Die Klägerin hat Berufung eingelegt. Die von dem Sachverständigen angenommene Differenzgeschwindigkeit, die als solche nicht angegriffen werden könne, beruhe ausschließlich darauf, dass der vorausfahrende LKW stark abgebremst habe, nachdem er ein Fahrzeugteil verloren habe, welches gegen die Windschutzscheibe des klägerischen Fahrzeug geflogen und dem Fahrer die Sicht genommen habe. Dass es unmittelbar im Anschluss zu einem Auffahren auf den LKW gekommen sei, habe die Klägerin in ihrer persönlichen Anhörung nicht ausschließen können. Damit habe sie lediglich mit Bestimmtheit ausgeschlossen, dass der Unfall auf einen Sekundenschlaf ihres Ehemannes zurückzuführen sei, und den Hergang im Übrigen so geschildert, wie sie ihn wahrgenommen habe.
Die Klägerin beantragt,
unter Abänderung des Urteils des Landgerichts Saarbrücken vom 04.07.2016
- 14 O 52/15 -
die Beklagte zu verurteilen, an die Klägerin 9.229,85 EUR nebst Zinsen in Höhe von Prozentpunkten über dem Basiszinssatz seit dem 14.08.2014 zu zahlen.
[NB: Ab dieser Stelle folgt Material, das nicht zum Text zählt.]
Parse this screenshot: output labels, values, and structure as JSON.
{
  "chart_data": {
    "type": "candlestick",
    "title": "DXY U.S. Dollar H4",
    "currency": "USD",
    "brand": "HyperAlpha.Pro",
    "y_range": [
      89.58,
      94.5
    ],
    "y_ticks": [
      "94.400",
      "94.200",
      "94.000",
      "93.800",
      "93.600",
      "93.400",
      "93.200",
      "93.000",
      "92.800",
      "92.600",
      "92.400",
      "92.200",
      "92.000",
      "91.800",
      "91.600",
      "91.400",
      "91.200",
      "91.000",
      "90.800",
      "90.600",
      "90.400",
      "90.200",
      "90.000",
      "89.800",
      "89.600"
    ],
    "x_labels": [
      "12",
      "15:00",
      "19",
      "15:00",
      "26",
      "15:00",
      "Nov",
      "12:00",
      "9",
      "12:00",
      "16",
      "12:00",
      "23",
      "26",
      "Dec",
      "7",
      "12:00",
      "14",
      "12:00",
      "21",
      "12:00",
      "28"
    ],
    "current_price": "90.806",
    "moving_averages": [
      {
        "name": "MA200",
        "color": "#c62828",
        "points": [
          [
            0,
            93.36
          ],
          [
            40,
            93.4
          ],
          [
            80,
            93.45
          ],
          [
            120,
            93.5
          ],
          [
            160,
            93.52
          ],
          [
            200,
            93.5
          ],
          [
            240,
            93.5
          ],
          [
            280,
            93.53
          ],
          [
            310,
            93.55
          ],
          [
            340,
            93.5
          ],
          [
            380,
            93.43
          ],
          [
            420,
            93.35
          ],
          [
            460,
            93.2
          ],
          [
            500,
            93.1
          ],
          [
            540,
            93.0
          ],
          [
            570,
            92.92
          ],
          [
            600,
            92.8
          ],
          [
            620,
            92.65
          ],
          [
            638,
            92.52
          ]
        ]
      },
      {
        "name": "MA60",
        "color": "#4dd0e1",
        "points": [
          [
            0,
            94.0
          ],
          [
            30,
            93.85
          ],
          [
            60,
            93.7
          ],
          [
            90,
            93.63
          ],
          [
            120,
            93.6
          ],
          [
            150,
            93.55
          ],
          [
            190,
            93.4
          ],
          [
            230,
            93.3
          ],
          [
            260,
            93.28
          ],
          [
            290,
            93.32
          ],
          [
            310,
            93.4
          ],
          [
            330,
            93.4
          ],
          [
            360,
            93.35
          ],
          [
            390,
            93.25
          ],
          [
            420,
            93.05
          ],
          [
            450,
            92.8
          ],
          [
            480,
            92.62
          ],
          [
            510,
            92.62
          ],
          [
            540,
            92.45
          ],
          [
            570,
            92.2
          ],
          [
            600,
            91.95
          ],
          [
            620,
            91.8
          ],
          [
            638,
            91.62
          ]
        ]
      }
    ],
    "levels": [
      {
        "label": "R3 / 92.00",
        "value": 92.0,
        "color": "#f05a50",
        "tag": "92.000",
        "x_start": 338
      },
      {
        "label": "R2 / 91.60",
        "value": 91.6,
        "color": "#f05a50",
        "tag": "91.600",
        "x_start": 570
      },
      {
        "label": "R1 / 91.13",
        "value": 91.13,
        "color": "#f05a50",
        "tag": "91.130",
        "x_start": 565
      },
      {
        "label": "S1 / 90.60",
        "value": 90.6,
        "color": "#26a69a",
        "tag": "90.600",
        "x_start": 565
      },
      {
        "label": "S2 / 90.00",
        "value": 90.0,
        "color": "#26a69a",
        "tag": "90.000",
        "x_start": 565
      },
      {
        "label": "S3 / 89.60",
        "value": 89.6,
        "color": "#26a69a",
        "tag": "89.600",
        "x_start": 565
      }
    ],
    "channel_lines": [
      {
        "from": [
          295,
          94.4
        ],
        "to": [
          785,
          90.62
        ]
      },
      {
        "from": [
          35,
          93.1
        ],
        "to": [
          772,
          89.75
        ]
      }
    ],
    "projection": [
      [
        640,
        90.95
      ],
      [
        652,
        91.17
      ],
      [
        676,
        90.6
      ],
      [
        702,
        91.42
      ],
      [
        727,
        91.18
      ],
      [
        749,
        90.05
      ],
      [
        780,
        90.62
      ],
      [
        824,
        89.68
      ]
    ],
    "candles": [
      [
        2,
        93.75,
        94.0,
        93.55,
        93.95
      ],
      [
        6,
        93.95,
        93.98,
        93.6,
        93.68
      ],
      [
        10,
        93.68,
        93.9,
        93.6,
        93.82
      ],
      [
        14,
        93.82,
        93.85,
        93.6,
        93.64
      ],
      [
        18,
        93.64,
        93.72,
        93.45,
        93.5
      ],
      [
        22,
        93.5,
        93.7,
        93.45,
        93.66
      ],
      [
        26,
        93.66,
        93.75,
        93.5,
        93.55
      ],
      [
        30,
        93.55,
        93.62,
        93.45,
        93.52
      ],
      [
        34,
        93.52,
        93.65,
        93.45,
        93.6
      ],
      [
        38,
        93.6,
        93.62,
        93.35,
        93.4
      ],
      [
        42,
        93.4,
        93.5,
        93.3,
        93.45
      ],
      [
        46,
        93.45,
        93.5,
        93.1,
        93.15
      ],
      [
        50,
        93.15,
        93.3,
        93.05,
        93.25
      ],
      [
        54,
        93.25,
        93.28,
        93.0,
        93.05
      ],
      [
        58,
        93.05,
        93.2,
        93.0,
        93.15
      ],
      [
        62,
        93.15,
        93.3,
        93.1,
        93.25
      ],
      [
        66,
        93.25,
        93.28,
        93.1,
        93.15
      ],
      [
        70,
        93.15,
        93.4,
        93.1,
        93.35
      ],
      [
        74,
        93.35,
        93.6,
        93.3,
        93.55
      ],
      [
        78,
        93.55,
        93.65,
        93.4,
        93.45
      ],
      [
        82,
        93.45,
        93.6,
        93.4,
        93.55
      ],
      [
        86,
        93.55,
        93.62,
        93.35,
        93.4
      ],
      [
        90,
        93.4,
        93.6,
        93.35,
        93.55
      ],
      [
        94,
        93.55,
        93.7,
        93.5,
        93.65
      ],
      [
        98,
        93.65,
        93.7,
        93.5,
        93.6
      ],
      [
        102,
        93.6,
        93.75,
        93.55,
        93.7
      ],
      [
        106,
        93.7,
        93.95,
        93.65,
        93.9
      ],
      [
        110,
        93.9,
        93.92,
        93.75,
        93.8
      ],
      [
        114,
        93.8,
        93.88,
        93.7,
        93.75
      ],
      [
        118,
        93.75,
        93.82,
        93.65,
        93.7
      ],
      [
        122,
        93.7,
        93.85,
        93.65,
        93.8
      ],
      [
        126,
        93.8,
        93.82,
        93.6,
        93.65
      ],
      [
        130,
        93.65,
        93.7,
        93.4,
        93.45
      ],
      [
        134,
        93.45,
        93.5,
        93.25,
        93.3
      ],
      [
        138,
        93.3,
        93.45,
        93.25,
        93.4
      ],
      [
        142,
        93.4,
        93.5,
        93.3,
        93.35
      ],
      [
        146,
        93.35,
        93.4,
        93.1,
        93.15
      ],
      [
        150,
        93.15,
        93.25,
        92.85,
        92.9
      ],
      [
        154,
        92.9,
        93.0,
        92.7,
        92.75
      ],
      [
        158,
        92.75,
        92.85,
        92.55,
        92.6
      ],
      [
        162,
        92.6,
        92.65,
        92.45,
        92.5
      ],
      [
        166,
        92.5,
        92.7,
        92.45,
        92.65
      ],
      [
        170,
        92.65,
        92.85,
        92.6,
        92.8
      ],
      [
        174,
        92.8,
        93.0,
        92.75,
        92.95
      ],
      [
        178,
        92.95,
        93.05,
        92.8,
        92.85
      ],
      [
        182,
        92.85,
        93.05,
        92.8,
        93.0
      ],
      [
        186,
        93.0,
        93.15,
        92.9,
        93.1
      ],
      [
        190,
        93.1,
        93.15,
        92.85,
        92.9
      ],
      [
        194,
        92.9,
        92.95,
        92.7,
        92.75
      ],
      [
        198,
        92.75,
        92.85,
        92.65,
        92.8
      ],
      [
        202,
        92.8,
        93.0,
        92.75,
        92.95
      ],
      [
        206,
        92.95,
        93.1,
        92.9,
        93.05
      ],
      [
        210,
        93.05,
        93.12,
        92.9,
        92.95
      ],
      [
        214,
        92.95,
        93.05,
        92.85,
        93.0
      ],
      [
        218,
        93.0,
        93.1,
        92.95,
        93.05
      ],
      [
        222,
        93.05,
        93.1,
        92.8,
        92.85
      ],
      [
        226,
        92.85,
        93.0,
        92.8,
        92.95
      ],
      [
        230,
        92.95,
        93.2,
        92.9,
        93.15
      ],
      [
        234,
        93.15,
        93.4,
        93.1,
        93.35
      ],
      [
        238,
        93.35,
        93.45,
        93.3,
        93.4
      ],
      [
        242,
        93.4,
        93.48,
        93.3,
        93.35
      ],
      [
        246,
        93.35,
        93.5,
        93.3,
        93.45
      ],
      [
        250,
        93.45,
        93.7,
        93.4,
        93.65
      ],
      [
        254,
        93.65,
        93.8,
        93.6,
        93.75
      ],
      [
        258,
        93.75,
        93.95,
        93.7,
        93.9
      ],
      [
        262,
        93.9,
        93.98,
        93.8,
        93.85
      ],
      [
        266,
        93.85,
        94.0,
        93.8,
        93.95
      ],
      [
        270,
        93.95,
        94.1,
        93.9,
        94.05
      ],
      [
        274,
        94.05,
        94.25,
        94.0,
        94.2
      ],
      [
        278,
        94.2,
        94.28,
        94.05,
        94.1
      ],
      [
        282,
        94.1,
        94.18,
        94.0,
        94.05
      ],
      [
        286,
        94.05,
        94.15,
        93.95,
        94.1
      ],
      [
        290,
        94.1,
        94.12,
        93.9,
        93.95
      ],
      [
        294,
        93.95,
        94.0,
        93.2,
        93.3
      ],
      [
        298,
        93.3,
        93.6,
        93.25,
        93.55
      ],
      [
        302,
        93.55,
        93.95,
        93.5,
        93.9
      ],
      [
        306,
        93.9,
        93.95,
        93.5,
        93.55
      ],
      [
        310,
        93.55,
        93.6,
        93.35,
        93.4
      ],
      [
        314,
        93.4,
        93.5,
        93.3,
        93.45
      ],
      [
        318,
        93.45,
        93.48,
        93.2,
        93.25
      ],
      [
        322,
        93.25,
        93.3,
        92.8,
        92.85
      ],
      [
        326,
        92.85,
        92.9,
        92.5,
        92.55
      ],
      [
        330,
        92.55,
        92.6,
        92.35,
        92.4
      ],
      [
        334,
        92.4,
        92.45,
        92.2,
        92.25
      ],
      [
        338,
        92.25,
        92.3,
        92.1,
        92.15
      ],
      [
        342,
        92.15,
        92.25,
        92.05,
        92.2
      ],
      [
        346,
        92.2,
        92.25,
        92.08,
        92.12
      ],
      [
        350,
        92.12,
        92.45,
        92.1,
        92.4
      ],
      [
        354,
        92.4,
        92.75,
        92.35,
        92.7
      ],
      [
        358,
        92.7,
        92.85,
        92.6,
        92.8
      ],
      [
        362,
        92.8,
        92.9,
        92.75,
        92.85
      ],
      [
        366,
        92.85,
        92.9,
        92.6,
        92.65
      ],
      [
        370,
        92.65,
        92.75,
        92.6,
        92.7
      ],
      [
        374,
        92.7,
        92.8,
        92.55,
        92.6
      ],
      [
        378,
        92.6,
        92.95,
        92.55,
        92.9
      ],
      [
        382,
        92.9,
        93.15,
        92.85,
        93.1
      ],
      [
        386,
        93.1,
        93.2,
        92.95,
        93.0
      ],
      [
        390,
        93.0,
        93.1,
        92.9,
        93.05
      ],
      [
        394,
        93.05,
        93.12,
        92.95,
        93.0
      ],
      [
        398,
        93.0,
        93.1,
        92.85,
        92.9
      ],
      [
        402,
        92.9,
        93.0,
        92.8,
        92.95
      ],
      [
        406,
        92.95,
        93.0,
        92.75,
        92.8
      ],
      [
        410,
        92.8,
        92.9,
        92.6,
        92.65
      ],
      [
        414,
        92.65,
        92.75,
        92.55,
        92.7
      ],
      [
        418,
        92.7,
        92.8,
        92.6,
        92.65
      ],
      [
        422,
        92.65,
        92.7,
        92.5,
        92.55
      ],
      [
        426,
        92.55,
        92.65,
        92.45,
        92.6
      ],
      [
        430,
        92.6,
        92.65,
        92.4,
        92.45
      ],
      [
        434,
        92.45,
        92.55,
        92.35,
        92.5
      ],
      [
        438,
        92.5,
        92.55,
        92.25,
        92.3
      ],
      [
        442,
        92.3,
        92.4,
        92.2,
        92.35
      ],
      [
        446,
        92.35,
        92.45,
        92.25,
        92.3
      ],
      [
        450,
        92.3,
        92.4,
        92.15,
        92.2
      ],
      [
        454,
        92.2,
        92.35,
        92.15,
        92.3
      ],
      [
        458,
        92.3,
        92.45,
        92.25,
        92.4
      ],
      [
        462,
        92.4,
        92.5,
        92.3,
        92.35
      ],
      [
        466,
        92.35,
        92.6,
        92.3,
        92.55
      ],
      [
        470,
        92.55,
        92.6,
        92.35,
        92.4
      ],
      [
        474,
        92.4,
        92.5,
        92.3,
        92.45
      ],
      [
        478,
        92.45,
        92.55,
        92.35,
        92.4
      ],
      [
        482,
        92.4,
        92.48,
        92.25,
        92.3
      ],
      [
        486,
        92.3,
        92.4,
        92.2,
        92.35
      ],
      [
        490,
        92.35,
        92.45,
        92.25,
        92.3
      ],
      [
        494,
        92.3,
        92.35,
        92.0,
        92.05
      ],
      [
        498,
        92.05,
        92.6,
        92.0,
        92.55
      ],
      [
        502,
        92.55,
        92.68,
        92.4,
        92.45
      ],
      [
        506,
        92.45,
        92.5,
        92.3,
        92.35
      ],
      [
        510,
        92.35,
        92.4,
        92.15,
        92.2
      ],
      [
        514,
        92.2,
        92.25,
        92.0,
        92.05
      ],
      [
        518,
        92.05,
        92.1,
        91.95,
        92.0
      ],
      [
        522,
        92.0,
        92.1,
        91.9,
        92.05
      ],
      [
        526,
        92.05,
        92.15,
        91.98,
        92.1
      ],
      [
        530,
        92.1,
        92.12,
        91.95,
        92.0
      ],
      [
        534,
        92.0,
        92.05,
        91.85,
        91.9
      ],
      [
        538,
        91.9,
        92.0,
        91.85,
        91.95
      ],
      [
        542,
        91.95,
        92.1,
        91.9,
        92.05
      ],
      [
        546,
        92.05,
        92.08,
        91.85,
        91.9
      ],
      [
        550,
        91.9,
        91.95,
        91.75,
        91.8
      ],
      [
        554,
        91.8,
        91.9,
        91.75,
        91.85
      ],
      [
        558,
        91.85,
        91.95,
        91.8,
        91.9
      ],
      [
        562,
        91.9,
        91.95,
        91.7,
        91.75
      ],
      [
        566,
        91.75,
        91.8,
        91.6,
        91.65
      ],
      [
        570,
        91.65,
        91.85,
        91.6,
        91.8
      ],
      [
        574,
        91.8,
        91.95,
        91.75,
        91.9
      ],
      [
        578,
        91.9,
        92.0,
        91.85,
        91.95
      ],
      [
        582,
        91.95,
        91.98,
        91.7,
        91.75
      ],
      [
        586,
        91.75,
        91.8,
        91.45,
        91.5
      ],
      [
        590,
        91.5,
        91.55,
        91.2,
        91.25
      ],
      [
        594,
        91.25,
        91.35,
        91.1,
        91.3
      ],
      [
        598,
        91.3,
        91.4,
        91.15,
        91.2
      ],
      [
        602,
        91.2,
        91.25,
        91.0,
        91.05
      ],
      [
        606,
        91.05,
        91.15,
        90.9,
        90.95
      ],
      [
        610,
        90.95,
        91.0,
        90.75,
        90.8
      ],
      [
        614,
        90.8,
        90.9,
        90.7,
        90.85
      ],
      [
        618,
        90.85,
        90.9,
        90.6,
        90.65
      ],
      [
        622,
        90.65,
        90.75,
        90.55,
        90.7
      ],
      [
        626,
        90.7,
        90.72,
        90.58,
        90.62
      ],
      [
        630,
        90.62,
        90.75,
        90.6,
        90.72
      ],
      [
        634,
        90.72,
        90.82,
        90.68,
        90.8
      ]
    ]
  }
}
die Beklagte zu verurteilen, der Klägerin vorgerichtliche Anwaltskosten in Höhe von 887,03 EUR nebst Zinsen in Höhe von 5 %-Punkten über dem Basiszinssatz seit Rechtshängigkeit zu zahlen.
Die Beklagte beantragt,
die Berufung zurückzuweisen.
Sie verteidigt die angefochtene Entscheidung.
Der Senat hat eine ergänzende gutachtliche Stellungnahme des Sachverständigen M. vom 08.02.2017 (Bl. 284 d.A.) eingeholt.
Hinsichtlich des Sachverhalts und des Parteivortrags wird Bezug genommen auf die gewechselten Schriftsätze nebst Anlagen, das verkehrstechnische Gutachten des Sachverständigen M. vom 21.01.2016 (Bl. 172 d.A.) und dessen ergänzende gutachtliche Stellungnahme vom 08.02.2017 (Bl. 284 d.A.), die Sitzungsniederschriften des Landgerichts vom 14.09.2015 (Bl. 65 d.A.) und vom 13.06.2016 (Bl. 224 d.A.) und des Senats vom 30.08.2017 (Bl. 306 d.A.) sowie auf das Urteil des Landgerichts vom 04.07.2016 (Bl. 227 d.A.).